Ford a effectué des grèves préventives la semaine dernière contre les États-Unis en interdisant aux entrepreneurs américains de soumissionner sur des projets d’infrastructure provinciale, en supprimant les liqueurs américaines des étagères LCBO et en menaçant de stopper le nickel miné en Ontario d’être exporté aux États-Unis

Ce dernier avertissement a attiré l’attention de la chaise des métaux de base de Vale Mark Cutifani.
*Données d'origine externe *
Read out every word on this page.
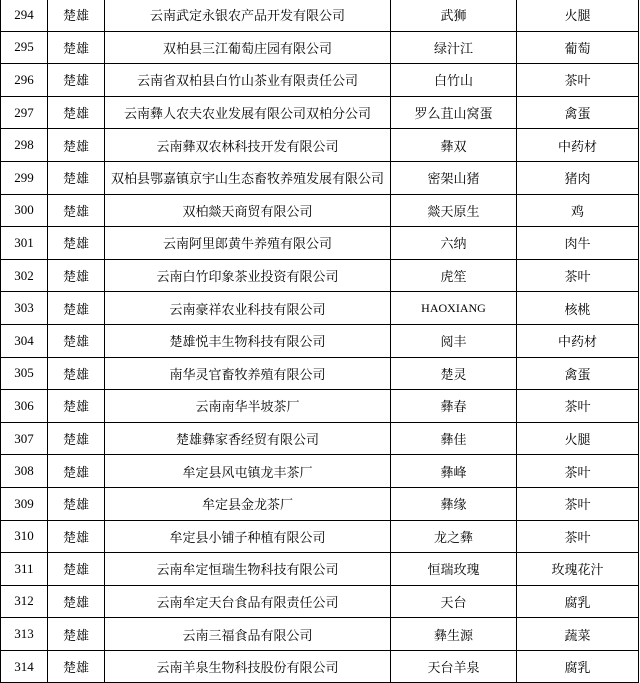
294	楚雄	云南武定永银农产品开发有限公司	武狮	火腿
295	楚雄	双柏县三江葡萄庄园有限公司	绿汁江	葡萄
296	楚雄	云南省双柏县白竹山茶业有限责任公司	白竹山	茶叶
297	楚雄	云南彝人农夫农业发展有限公司双柏分公司	罗么苴山窝蛋	禽蛋
298	楚雄	云南彝双农林科技开发有限公司	彝双	中药材
299	楚雄	双柏县鄂嘉镇京宇山生态畜牧养殖发展有限公司	密架山猪	猪肉
300	楚雄	双柏燚天商贸有限公司	燚天原生	鸡
301	楚雄	云南阿里郎黄牛养殖有限公司	六纳	肉牛
302	楚雄	云南白竹印象茶业投资有限公司	虎笙	茶叶
303	楚雄	云南豪祥农业科技有限公司	HAOXIANG	核桃
304	楚雄	楚雄悦丰生物科技有限公司	阅丰	中药材
305	楚雄	南华灵官畜牧养殖有限公司	楚灵	禽蛋
306	楚雄	云南南华半坡茶厂	彝春	茶叶
307	楚雄	楚雄彝家香经贸有限公司	彝佳	火腿
308	楚雄	牟定县风屯镇龙丰茶厂	彝峰	茶叶
309	楚雄	牟定县金龙茶厂	彝缘	茶叶
310	楚雄	牟定县小铺子种植有限公司	龙之彝	茶叶
311	楚雄	云南牟定恒瑞生物科技有限公司	恒瑞玫瑰	玫瑰花汁
312	楚雄	云南牟定天台食品有限责任公司	天台	腐乳
313	楚雄	云南三福食品有限公司	彝生源	蔬菜
314	楚雄	云南羊泉生物科技股份有限公司	天台羊泉	腐乳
Avec un nouveau leadership en place à Ottawa, Ford n’a pas refusé l’occasion de faire pression pour une production de minéraux plus critiques.

En félicitant le nouveau Premier ministre Mark Carney pour avoir remporté la course fédérale sur le leadership libéral le week-end, Ford a mentionné que le développement de la mine dans le Ring of Fire reste une priorité pour son gouvernement.

Un appel électoral fédéral pourrait être d’une semaine à 10 jours.

En matière de développement des ressources naturelles, Ford a réitéré une déclaration de la semaine dernière que Ottawa doit «nous éloigner» du côté réglementaire et jeter son soutien aux «projets de construction nationale afin que nous puissions construire un avenir plus prospère et sécurisé pour le Canada.

Depuis près de deux décennies, Queen’s Park et Ottawa n’ont pas été sur la même longueur d’onde en ce qui concerne le développement minéral dans l’extrême nord dans les zones de permis réglementaires, d’évaluation du projet, d’infrastructure et de financement communautaire et d’obtenir un consensus à l’échelle régionale des communautés autochtones.

«Nous ne pouvons pas prendre 20 ans en mettant chaque évaluation chaque consultation dans le monde… et ne pas obtenir une pelle dans le sol», a déclaré Ford.

Le premier ministre a fait des critiques dans les gouvernements fédéraux antérieurs pour ne pas avoir investi et construire des infrastructures critiques, comme les pipelines de pétrole et de gaz de cross-country pour déplacer le produit sur le marché et réduire la dépendance du Canada sur le marché américain.

«Nous pouvons construire n’importe quoi ici au Canada.»

Ford a déclaré qu’il soulevait davantage un problème avec les fédéraux sur la livraison de leur engagement pour un crédit d’impôt promis à l’accord proposé de 15 milliards de dollars de Honda pour construire un complexe de fabrication de véhicules électriques et de batterie à Alliston, au nord de Toronto, qui créera 20 000 emplois directs et indirects. Le développement du sud de l’Ontario est un élément fondamental de la stratégie de la chaîne d’approvisionnement des véhicules électriques du gouvernement Ford.